Centre for Civic Education (CCE), at the invitation of the Anti-corruption Committee of the Parliament of Montenegro, submitted general comments on the justification of amendments to the Law on the Prevention of Corruption, with the position that it does not support any ad hoc changes, but insists that the work should be done comprehensively to improve the quality of the entire text.
The CCE believes that this is one of the systemic laws that aims to protect, fight and prevent corruption, i.e. prevention of acts with corrupt actions, as well as that in these seven years of its application a series of vagueness and parts that require alignment with challenges in practice have been identified. Therefore, it is necessary to do a detailed analysis based on which the fundamental changes of this legal document would be approached, with the involvement of the interested public.
CCE also reminds that this law is part of those documents that are prepared in consultation with the European Commission (EC), so it would have to go through procedures that include seeking, obtaining and incorporating the opinions of European Commission experts.
In the principle part of the suggestions, the CCE is of the opinion that the name of this Law should be changed, i.e. that instead of the Law on Prevention of Corruption it should be the Anti-Corruption Law. Namely, the existing name does not fully reflect the content of the legal norms themselves, which are not entirely of a preventive nature, but also refer to the fight against corruption.
CCE also indicates that the so far practice has shown that certain provisions are too rigid, such as the definition of a public official, and that this is one of the key issues that amendments should address, as this is already producing detrimental consequences. It is clear that the explicit legal provision of the meaning of the term public official was set with the intention of covering the widest possible group of categories of public officials to suppress or prevent corruption. However, in practice, this definition introduces limitations that slow down and stop the system, or in certain cases lead to its deviations. The Law provided, amongst other issues, that any person whose election, selection or appointment is approved by the authority, regardless of the permanence of the position and compensation, is a public official. However, the duties and obligations of public officials by this Law do not make sense for all categories. Therefore, the Law must separate persons i.e. public officials in high management positions, who participate in making some important and strategic decisions and persons who are paid and have privileges and benefits, from those who are appointed to working groups or bodies for creating regulations or membership in school boards and similar. For example, persons appointed to school boards allocate their resources, money and time, working voluntarily and contributing to society and the community, without influencing decision-making or with decision-making but without corruption risks. The intention is that these should be interested and committed parents, teachers, etc, and this provision makes it meaningless if they do not want to declare their assets, which is their legitimate right because they do not have the scope of authority to be subject to that level of control. The application of this provision can lead to further politicization of the school system, because mostly party representatives will be members of these committees in future.

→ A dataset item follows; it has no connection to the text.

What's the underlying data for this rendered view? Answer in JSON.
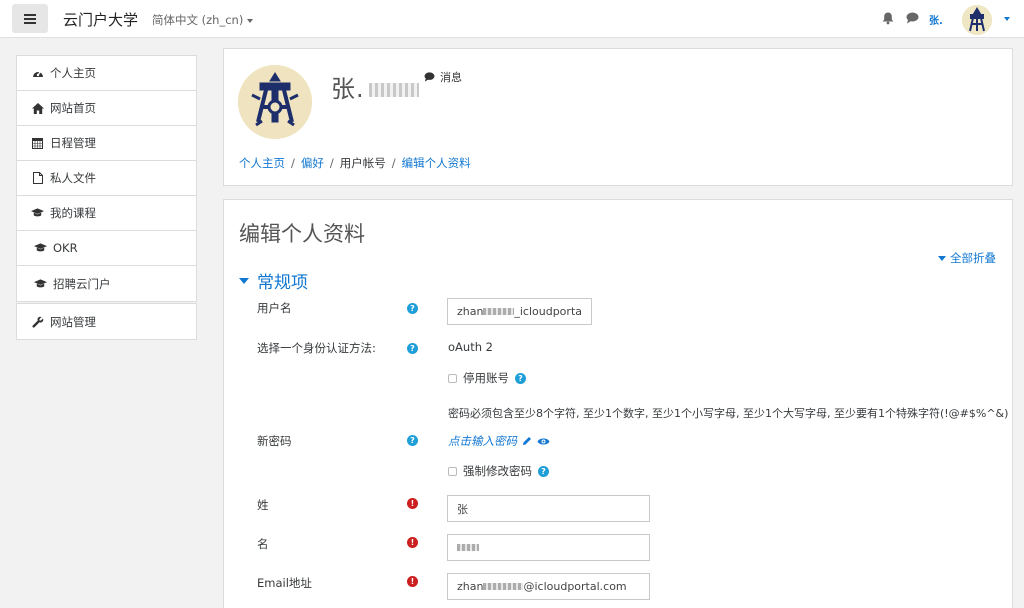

In order to reduce corruption risks, the CCE believes that it is necessary to change the declaratory provision about the Agency for the Prevention of Corruption (APC) consent that can be given to access data on the accounts of banks and other financial institutions, in accordance with the law governing banking operations, into an imperative one, i.e. that APC must have the access to bank data of public officials. Nowadays, we have a paradoxical situation that some members of the APC management did not give their consent, which also sends a bad message about trust in that institution.
In addition, it is necessary to establish the control system of the APC, the principle of the second degree in the election and replacement of the members of the APC Council, but also to change the conditions for the election of the members of the APC Council and the APC director, as the existing solution turned out to be non-functional due to the rigidity of the formal and legal conditions, but also limiting in terms of the availability of membership in the APC Council for individuals who were not tied to a job in the public administration by their previous engagement, as well as for those who have ceased to be active in parties or the Government or the Parliament, because the term of 10 years in the Montenegrin conditions is not objective. More precisely, what is functionally important should be retained – Montenegrin citizenship and that the person has not been convicted of a criminal offence that makes him/her unworthy to work in the held body. The part that refers to the initiated criminal proceedings would be omitted because this violates the presumption of innocence. Also, among the entities that can issue an opinion on the candidate, the category is specified as “individual” instead of “entrepreneur”, considering that there are persons who are not entrepreneurs with whom potential candidates gained experience or had other business relationships (for example, lawyers, representatives of the NGO sector, academic communities and so on), and thus covers the possibility that the person whose opinion/recommendation is sought has changed position in the meantime and does not exclude someone who can provide a credible opinion/recommendation about the candidate’s professional experience. Finally, the “cooling off” period is reduced from ten to five years.
CCE notes that these are general recommendations and that it is necessary to enter into a comprehensive analysis and the process of drafting amendments to this Law.